In the fall of 2019, the largest manufacturers of Windows driven Laptops like HP, Lenovo, Dell, Acer, and Asus were also producing lower cost Chromebooks for online and retail sales.
These companies have very successfully held a corner in the PC market for several decades now. Does anyone remember what happened to Gateway Computers? They didn't last long term as the competition eventually consumed them and called them "Acer". But who really owns or controls Acer, and why is there still a teeny tiny website called "http://www.gateway.com/worldwide/" that nary any of us think about when shopping for computers these days??? Who do they sell to? Who keeps them in business and why?
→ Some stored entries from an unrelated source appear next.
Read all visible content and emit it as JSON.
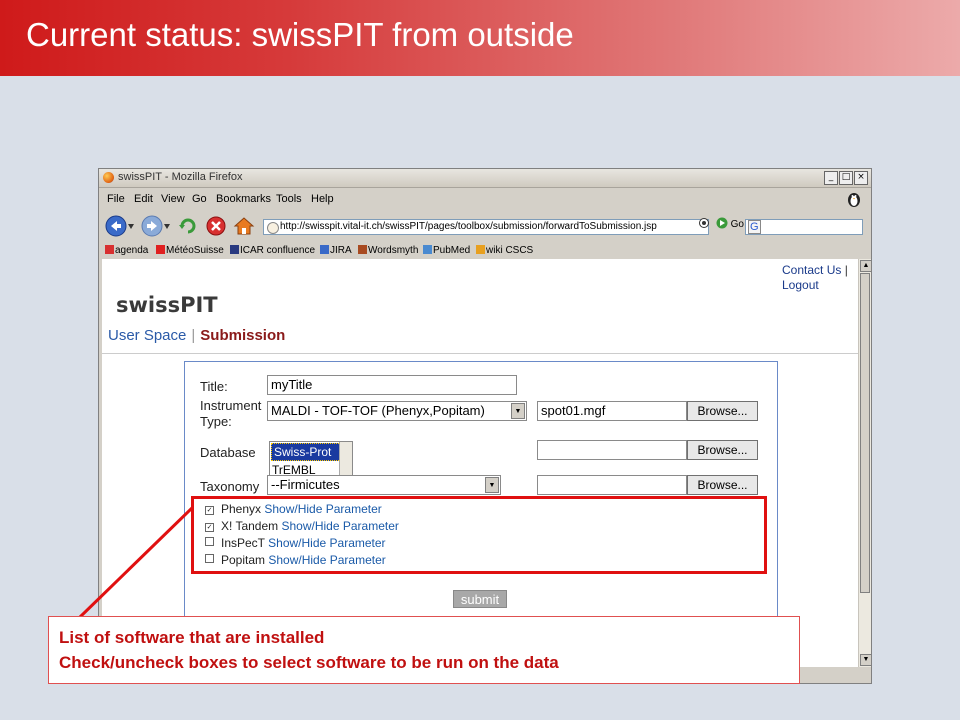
{
  "slide": {
    "title": "Current status: swissPIT from outside"
  },
  "browser": {
    "window_title": "swissPIT - Mozilla Firefox",
    "menu": [
      "File",
      "Edit",
      "View",
      "Go",
      "Bookmarks",
      "Tools",
      "Help"
    ],
    "url": "http://swisspit.vital-it.ch/swissPIT/pages/toolbox/submission/forwardToSubmission.jsp",
    "go_label": "Go",
    "search_engine": "G",
    "bookmarks": [
      "agenda",
      "MétéoSuisse",
      "ICAR confluence",
      "JIRA",
      "Wordsmyth",
      "PubMed",
      "wiki CSCS"
    ]
  },
  "page": {
    "top_links": {
      "contact": "Contact Us",
      "separator": "|",
      "logout": "Logout"
    },
    "brand": "swissPIT",
    "tabs": {
      "user_space": "User Space",
      "separator": "|",
      "submission": "Submission"
    }
  },
  "form": {
    "title_label": "Title:",
    "title_value": "myTitle",
    "instrument_label_1": "Instrument",
    "instrument_label_2": "Type:",
    "instrument_value": "MALDI - TOF-TOF (Phenyx,Popitam)",
    "file_1": "spot01.mgf",
    "browse_label": "Browse...",
    "database_label": "Database",
    "database_options": [
      "Swiss-Prot",
      "TrEMBL"
    ],
    "database_selected": "Swiss-Prot",
    "taxonomy_label": "Taxonomy",
    "taxonomy_value": "--Firmicutes",
    "software": [
      {
        "name": "Phenyx",
        "checked": true,
        "link": "Show/Hide Parameter"
      },
      {
        "name": "X! Tandem",
        "checked": true,
        "link": "Show/Hide Parameter"
      },
      {
        "name": "InsPecT",
        "checked": false,
        "link": "Show/Hide Parameter"
      },
      {
        "name": "Popitam",
        "checked": false,
        "link": "Show/Hide Parameter"
      }
    ],
    "submit_label": "submit"
  },
  "callout": {
    "line_1": "List of software that are installed",
    "line_2": "Check/uncheck boxes to select software to be run on the data"
  },
  "colors": {
    "header_red": "#cf1a1a",
    "highlight": "#e01010",
    "callout_text": "#c01010",
    "link_blue": "#1a5aa8"
  }
}
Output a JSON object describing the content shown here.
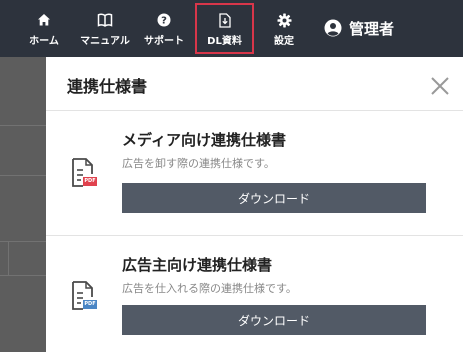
{
  "nav": {
    "items": [
      {
        "label": "ホーム",
        "icon": "home-icon"
      },
      {
        "label": "マニュアル",
        "icon": "book-icon"
      },
      {
        "label": "サポート",
        "icon": "help-icon"
      },
      {
        "label": "DL資料",
        "icon": "download-doc-icon"
      },
      {
        "label": "設定",
        "icon": "gear-icon"
      }
    ],
    "user_label": "管理者",
    "active_item": "DL資料",
    "active_border_color": "#d8364a"
  },
  "panel": {
    "title": "連携仕様書",
    "documents": [
      {
        "title": "メディア向け連携仕様書",
        "description": "広告を卸す際の連携仕様です。",
        "button_label": "ダウンロード",
        "icon": "pdf-file-icon",
        "badge": "PDF",
        "badge_color": "#e0424e"
      },
      {
        "title": "広告主向け連携仕様書",
        "description": "広告を仕入れる際の連携仕様です。",
        "button_label": "ダウンロード",
        "icon": "pdf-file-icon",
        "badge": "PDF",
        "badge_color": "#4a86c5"
      }
    ]
  }
}
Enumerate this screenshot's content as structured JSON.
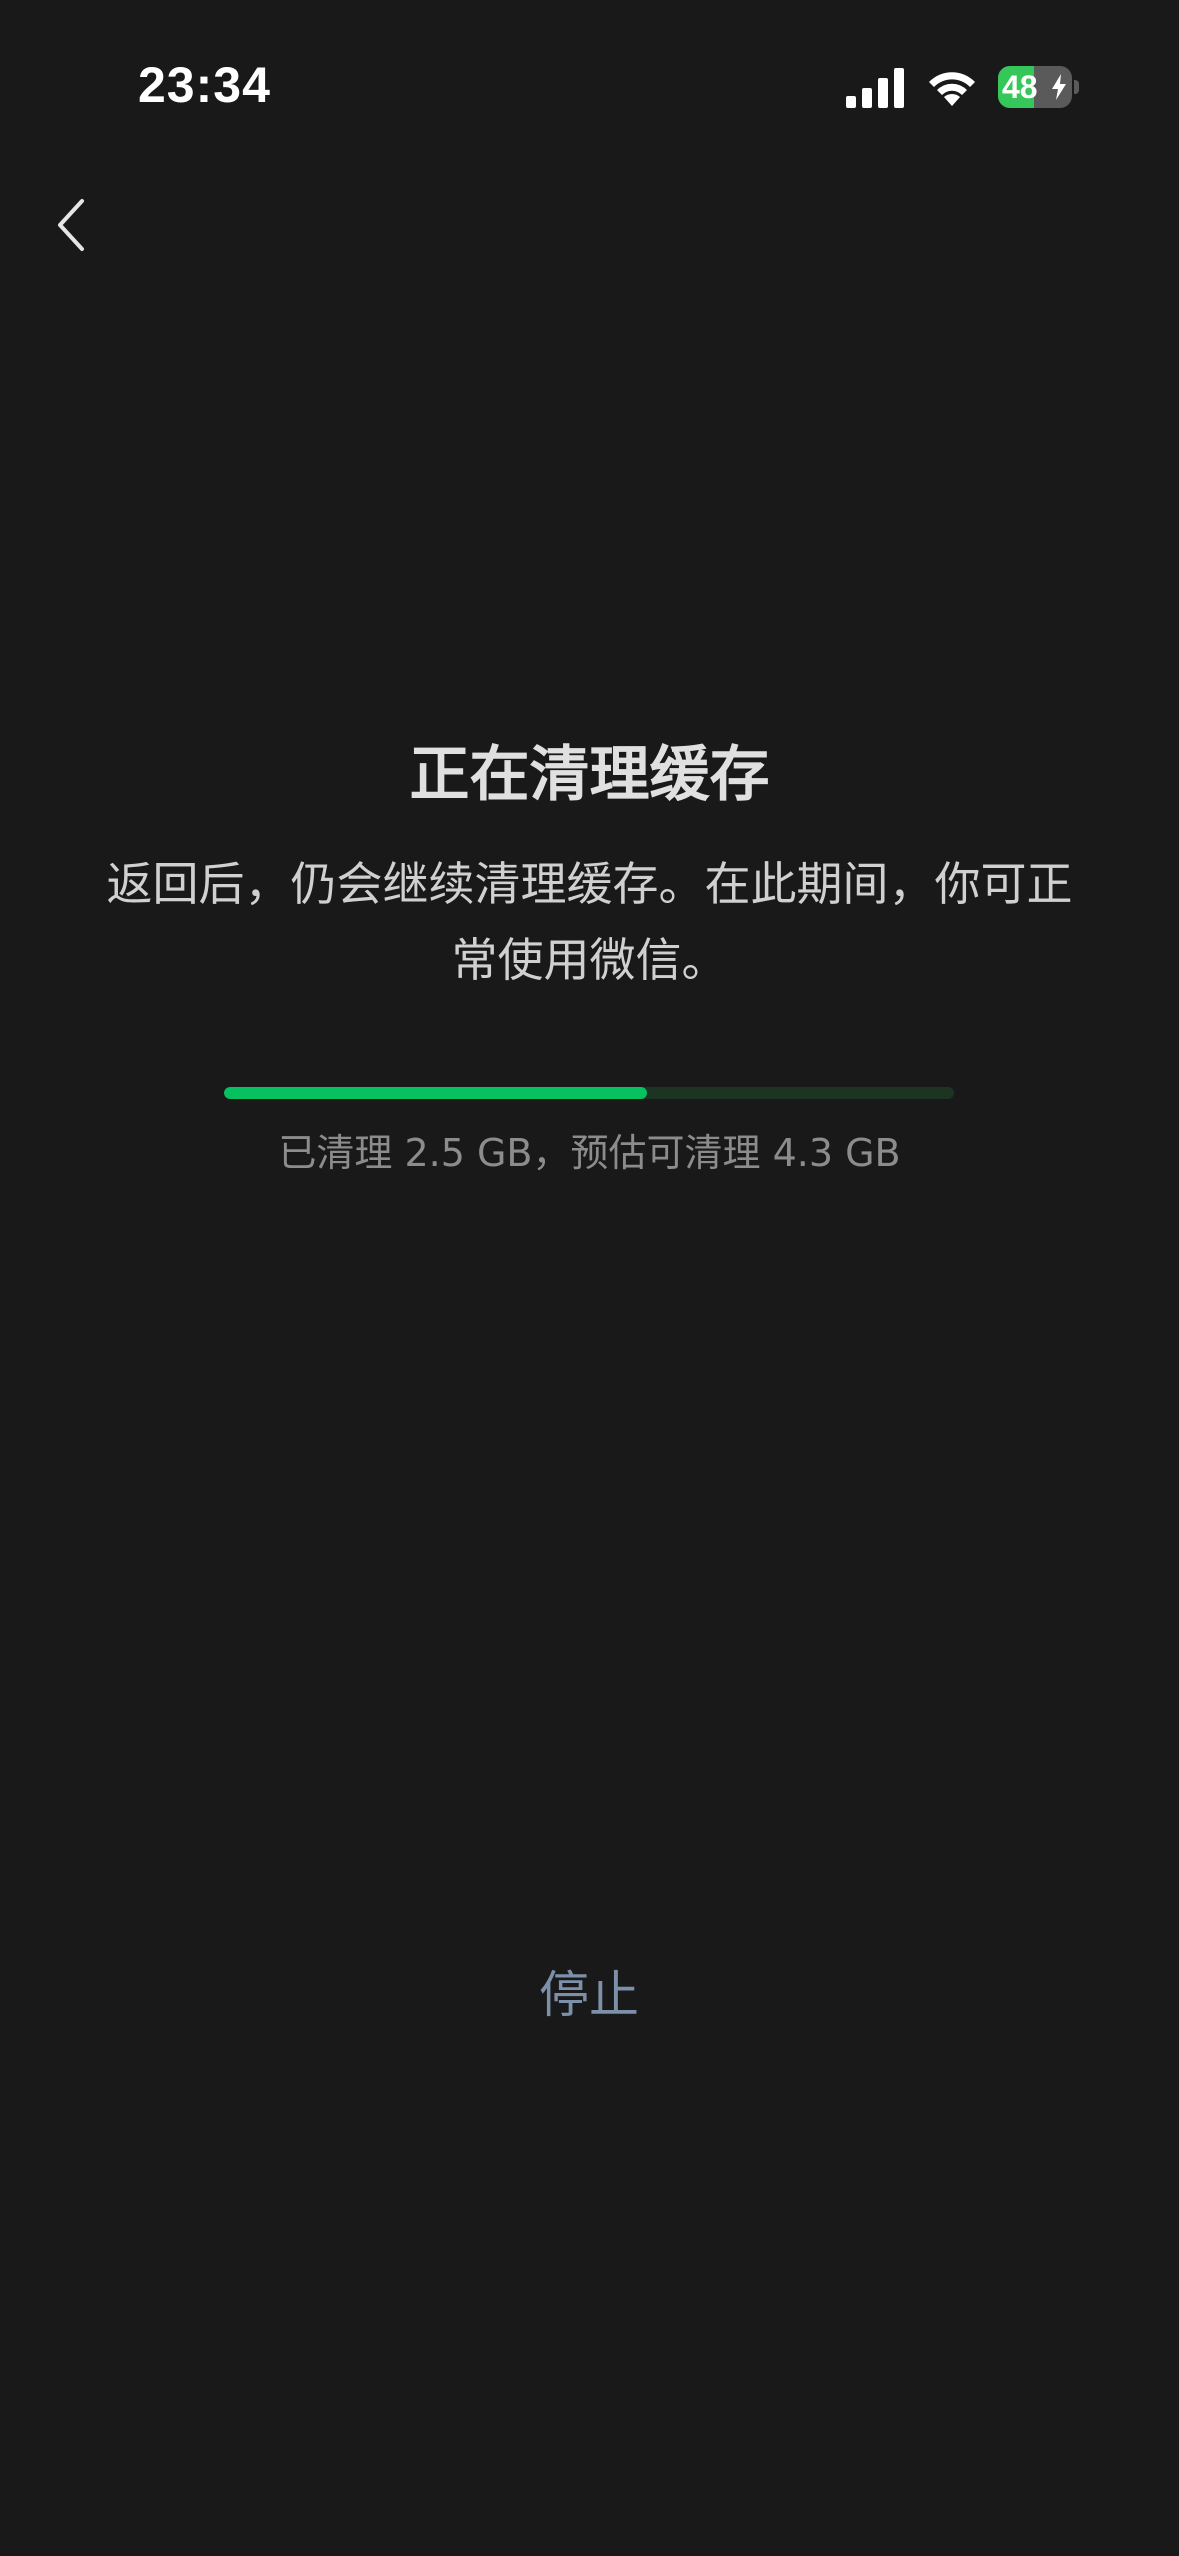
{
  "status_bar": {
    "time": "23:34",
    "battery_level": "48",
    "battery_fraction": 0.48,
    "signal_bars": 4,
    "icons": [
      "signal-icon",
      "wifi-icon",
      "battery-icon",
      "charging-bolt-icon"
    ]
  },
  "nav": {
    "back_icon": "chevron-left-icon"
  },
  "content": {
    "title": "正在清理缓存",
    "description": "返回后，仍会继续清理缓存。在此期间，你可正常使用微信。",
    "progress_text": "已清理 2.5 GB，预估可清理 4.3 GB",
    "progress_fraction": 0.58
  },
  "actions": {
    "stop_label": "停止"
  },
  "colors": {
    "background": "#191919",
    "accent_green": "#07c160",
    "track": "#1d3423",
    "stop_text": "#7d90a9",
    "battery_green": "#35c759"
  }
}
By producing Chromebooks for public consumption, these manufacturers were actually competing against their own higher priced windows machines, and that created a commercial tension that has seemingly, finally snapped!!
In the early to mid 2019 time frame, these large, and very controlling manufacturers started removing Solid State Hard Drives from new Chromebooks.
They replaced them with "eMMC storage", a far slower hard-drive-like storage system without reducing the established pricing or disclosing the loss in performance to consumers.
eMMC storage as a replacement for a Solid State Drive is FIVE TIMES SLOWER than Solid State Drives and much lower cost to these manufacturers.
Question: Is it possible to believe these Laptop Manufacturing companies and the professionals who lead them didn't realize exactly how bad this switch out was going to affect the machine performance when put to the test with CT Browser Sets (custom tabbed browser sets)? Remembering that these companies and the professionals that lead them have had the market "co-petitively" cornered for a few decades now...
OR
Question: Is it reasonable to believe executives at the top of these companies knew the exact impression the sluggishness would create in the conscious and/or subconscious minds of consumers who would be purchasing them with the intention of seeking permanent relief from their gnarly grasp during the Windows 7, End of Life event which was transpiring on 1/14/2020?
Honestly, it clearly looks as if they had collectively put a scheme into motion at least 12 months prior that was designed to pospone the inevitable LONG TERM LOSSES they were soon to face due to a rising UNIX marketplace, but you'll need just a little more information to see this the same way.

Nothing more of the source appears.